For the past several decades, Canada has pretended it could have its cake and eat it, too: to treat real estate simultaneously as the nation’s primary investment vehicle, as well as its most essential good. This state of affairs could never carry on indefinitely.
Now, the country has been plunged into a state of crisis, and it's largely a silent one because most people are too embarrassed to tell the truth: no one can afford to live here anymore, and we're all just barely holding on.
Homelessness, unemployment and poverty are looming, while the wealthy political class refuse to face the hard reality: the value of all real estate in the country must come down by half or more, and the country's entire economy must shift away from real estate speculation in order to save itself from catastrophe.
We’ve doubled the last time we could double in the logarithmic ballooning of real estate prices relative to wages and everything else in the economy. In fact, we’ve gone a doubling too far, and we have to bring it back down.
We need a Thanos to "snap" the cost of housing right in half across the country, and the economic consequences of that are going to be dire.
Here’s my spontaneous YouTube rant about this situation, with a little dip into what is and isn’t working to help us. Australia offers a very bad model for Canada, as they’ve fallen into much the same trap, and are making the same (doomed) efforts to fix the problem. Japan, on the other hand, with its deep-rooted philosophy of wabi-sabi, offers a possible economic alternative to the way Canada handles real estate.
There’s hope from our own past as well. But one thing’s for certain: the way forward is going to be extremely painful.

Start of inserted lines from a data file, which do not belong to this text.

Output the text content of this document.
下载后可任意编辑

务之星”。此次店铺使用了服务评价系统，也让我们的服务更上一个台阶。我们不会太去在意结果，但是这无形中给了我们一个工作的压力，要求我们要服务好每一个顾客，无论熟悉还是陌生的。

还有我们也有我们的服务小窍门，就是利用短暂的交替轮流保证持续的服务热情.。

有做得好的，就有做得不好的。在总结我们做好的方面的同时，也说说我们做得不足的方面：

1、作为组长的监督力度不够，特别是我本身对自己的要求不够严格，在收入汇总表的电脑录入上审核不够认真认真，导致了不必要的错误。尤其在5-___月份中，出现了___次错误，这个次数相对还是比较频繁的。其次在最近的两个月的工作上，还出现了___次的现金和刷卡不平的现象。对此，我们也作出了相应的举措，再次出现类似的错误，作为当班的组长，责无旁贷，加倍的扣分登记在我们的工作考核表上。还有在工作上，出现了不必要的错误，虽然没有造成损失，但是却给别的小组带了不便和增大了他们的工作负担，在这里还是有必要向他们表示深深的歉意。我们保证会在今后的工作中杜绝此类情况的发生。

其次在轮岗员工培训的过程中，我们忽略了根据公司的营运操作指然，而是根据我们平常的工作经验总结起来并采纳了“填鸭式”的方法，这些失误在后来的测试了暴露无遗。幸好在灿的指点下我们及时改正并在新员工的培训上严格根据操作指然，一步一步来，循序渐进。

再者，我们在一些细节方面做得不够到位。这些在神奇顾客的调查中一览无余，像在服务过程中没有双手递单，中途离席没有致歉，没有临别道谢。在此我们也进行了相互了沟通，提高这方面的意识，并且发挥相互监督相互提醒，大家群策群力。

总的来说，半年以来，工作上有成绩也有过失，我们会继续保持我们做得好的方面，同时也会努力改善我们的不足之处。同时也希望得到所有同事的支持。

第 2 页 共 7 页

Hi Arty, this is great. I moved from the SF Bay Area to Melbourne 6 years ago to live with my partner. In that time Melbourne has become absolutely unaffordable. We are in a good position because he was able to buy his townhouse 25 years ago but we ask ourselves all the time who can afford to live here? House prices in country Victoria have at least doubled in 5 years and the only housing we see being built in Melbourne are shoddily-manufactured "luxury" units, presumably to attract foreign investors. Of course all of this leaves the average Australian hoping to get into the housing market in the lurch.
This is a great piece, clearly explaining this use of a human need to generate and store wealth at the expense of everything else. I live in the Denver area and it’s getting like that here. I will need to move if I ever want to have a decent size living space that I can afford.